A new study published in the December edition of Health Affairs analyzed access to dental care for Medicare beneficiaries, and the findings don't look good. Only about 10% of older U.S. adults have dental insurance, and, of those who do, they still pay half of all their dental costs out of pocket.
The researchers looked at Medicare data to see how seniors with different income levels and types of insurance access dental care. They attributed the overall lack of coverage and high percentage of out-of-pocket spending to larger policy trends, including the exclusion of dental care in Medicare and the changing of insurance benefits for retirees.
"Despite the wealth of evidence that oral health is related to physical health, Medicare explicitly excludes dental care from coverage, leaving beneficiaries at risk for tooth decay and periodontal disease and exposed to high out-of-pocket spending," wrote the study authors, led by Amber Willink, PhD (Health Affairs, December 2016, Vol. 35:12, pp. 2241-2248). "The fact that beneficiaries are forgoing dental care and are exposed to significant costs as they seek care underscores the need for action."
Willink is an assistant scientist at the John Hopkins Bloomberg School of Public Health in Baltimore.
Lack of coverage translates to lack of care
Medicare provides healthcare coverage to adults age 65 and older, as well as those younger than 65 with certain diseases and disabilities. This is especially important, since half of Medicare beneficiaries live on less than $23,000 per year, according to the study authors. However, since dental care can be expensive and isn't covered by Medicare, Willink and colleagues wondered if Medicare beneficiaries were getting care.
To find out, they analyzed data from the 2012 Medicare Current Beneficiary Survey, which included more than 11,200 responses. The researchers then adjusted the numbers based on previous trends to estimate data for the 2016 Medicare population.
Less than half of all Medicare beneficiaries had visited the dentist in the past year, and only 12% of beneficiaries had any dental insurance at all, according to their findings. While insurance disparities decreased with higher income levels, they did not disappear.
"Medicare beneficiaries with employer-sponsored insurance were likely than those with other types of insurance to have had a dental visit and have dental coverage," the authors wrote. "However, over the past three decades, retiree coverage has become less generous -- in some cases, eliminating 'extras' that were covered, such as dental services."
Willink and colleagues also found that, on average, Medicare beneficiaries pay 77% of dental care costs out of pocket. The numbers don't get much better for those with insurance, who pay 51% of costs out of pocket. However, beneficiaries in higher income brackets, who are also more likely to have insurance, spend much more overall on dental care.
"Both total and out-of-pocket spending were more than four times as much for the highest-income group as for the lowest," the authors wrote. "Such sharp differences are unlikely to reflect the greater need for care among the wealthier group."

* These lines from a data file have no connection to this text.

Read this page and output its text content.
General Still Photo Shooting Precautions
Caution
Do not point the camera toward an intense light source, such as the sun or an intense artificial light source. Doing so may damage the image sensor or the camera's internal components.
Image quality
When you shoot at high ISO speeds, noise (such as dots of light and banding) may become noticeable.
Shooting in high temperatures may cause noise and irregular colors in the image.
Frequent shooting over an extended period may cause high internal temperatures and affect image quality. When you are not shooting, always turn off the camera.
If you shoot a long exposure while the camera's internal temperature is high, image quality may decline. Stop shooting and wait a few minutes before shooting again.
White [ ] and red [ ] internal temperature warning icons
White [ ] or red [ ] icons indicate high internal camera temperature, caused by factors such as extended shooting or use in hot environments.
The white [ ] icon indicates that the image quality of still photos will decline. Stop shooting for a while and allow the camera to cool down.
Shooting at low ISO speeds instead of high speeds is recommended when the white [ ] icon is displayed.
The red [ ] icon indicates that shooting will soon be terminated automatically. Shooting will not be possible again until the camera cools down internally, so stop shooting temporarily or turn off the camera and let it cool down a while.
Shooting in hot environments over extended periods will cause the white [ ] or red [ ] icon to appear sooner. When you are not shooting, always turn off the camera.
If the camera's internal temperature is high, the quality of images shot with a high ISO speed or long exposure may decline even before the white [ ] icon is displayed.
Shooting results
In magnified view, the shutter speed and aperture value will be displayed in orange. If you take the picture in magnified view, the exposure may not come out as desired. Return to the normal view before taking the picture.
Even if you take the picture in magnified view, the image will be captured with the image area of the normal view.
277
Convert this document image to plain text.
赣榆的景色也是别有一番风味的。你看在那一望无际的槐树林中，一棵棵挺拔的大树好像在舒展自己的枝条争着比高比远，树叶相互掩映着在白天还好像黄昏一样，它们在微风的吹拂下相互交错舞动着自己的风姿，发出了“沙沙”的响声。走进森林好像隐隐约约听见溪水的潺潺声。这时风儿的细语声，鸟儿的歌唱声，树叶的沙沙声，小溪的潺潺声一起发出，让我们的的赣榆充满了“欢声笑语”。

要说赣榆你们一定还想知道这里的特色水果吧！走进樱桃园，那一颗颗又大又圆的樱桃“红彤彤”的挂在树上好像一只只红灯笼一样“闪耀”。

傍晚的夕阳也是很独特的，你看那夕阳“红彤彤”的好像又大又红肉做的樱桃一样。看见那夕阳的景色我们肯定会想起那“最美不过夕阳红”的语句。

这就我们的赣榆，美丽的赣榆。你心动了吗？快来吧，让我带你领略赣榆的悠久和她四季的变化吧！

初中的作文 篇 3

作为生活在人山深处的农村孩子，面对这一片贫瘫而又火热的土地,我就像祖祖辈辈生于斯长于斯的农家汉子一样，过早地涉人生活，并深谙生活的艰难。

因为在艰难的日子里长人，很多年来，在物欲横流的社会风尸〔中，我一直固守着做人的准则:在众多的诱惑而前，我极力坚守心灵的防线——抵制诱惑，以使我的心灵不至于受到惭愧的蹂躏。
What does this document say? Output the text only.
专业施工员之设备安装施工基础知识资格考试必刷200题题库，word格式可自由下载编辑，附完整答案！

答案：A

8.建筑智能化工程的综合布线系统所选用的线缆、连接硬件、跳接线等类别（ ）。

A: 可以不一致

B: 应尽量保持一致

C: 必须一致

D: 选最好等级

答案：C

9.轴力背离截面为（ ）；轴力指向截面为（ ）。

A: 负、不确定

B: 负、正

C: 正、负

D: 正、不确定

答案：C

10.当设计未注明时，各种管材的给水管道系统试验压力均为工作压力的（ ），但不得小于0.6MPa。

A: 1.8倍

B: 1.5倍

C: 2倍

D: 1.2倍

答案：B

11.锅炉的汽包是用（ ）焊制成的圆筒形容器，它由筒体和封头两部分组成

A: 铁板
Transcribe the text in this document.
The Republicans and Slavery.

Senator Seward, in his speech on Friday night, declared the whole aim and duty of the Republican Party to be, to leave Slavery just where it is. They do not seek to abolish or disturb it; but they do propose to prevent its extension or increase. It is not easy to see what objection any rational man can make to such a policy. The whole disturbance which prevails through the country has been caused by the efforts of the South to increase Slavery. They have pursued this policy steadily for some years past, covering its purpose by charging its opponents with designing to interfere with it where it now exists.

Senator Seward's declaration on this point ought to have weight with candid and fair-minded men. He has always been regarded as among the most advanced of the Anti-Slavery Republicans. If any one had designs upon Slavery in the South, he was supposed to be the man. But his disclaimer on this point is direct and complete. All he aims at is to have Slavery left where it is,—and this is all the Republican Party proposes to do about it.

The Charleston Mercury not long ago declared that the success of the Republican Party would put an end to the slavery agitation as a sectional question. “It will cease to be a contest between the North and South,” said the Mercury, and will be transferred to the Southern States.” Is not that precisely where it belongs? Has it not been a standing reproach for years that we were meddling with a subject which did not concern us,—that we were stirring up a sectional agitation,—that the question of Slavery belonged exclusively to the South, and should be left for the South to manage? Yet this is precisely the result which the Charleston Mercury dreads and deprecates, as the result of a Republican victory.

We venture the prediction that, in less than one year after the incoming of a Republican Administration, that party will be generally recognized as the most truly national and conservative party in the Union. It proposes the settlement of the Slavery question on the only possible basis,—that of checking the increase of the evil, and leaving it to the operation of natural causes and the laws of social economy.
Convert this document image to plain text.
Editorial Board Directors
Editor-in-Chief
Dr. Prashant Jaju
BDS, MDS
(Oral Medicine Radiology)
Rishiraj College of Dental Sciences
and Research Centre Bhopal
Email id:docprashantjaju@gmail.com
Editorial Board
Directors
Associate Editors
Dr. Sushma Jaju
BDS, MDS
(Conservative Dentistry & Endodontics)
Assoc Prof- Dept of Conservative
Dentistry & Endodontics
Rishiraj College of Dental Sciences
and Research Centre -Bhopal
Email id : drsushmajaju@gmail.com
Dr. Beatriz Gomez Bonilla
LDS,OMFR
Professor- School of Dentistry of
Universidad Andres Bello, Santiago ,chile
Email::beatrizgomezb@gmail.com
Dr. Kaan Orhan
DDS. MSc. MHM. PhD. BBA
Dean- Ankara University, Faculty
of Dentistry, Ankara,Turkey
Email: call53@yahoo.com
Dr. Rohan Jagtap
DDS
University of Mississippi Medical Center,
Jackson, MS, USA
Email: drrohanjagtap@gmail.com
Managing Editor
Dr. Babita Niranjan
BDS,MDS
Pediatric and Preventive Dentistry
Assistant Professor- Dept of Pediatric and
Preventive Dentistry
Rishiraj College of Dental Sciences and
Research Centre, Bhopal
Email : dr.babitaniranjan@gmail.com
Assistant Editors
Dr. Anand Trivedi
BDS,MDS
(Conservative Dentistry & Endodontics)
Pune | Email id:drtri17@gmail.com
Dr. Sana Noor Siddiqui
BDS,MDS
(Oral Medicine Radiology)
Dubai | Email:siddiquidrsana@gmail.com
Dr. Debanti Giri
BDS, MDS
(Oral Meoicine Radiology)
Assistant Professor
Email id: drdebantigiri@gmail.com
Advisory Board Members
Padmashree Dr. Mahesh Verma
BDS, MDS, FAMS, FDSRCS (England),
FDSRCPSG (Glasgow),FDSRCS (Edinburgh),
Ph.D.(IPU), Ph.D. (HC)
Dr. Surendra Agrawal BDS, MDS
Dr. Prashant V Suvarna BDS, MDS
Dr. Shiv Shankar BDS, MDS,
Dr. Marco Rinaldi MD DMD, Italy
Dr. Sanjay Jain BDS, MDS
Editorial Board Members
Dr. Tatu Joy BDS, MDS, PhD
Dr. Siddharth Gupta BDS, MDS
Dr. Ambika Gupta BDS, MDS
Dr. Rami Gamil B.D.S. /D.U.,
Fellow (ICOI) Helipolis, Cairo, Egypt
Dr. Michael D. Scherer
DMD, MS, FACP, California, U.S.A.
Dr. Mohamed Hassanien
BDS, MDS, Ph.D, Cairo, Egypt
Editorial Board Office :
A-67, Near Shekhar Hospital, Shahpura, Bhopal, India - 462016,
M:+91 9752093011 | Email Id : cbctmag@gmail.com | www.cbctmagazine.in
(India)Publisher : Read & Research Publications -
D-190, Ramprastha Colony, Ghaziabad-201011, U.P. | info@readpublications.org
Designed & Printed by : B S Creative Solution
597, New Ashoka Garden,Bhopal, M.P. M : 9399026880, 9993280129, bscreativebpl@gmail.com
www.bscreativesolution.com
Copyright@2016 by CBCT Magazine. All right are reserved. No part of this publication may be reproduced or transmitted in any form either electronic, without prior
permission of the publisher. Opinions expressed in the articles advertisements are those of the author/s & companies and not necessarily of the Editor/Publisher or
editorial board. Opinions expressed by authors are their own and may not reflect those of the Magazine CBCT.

Fixing dental care for seniors
The study had a number of shortcomings, mostly to do with the Medicare Current Beneficiary Survey. Respondents self-reported their dental care use and spending, so the data may not be accurate. In addition, respondents were asked to report their total household income but only answer questions about their own dental care usage. Therefore, out-of-pocketing spending for one person may differ from other household members.
The authors emphasized their findings underscore the need to rethink dental care policies in the U.S. They outlined two ways the U.S. may be able to cover dental care for seniors, and they hope that their findings will stimulate discussion about how to improve access to care.
"Given that Medicare beneficiaries are particularly at risk for increased need for dental care as they age, addressing this deficiency in coverage would improve equity in access to dental care across the life span," Willink and colleagues concluded. "Until dental care is appropriately considered to be part of one's medical care, and financially covered as such, poor oral health will continue to be the 'silent epidemic' that impedes improving the quality of life for older adults."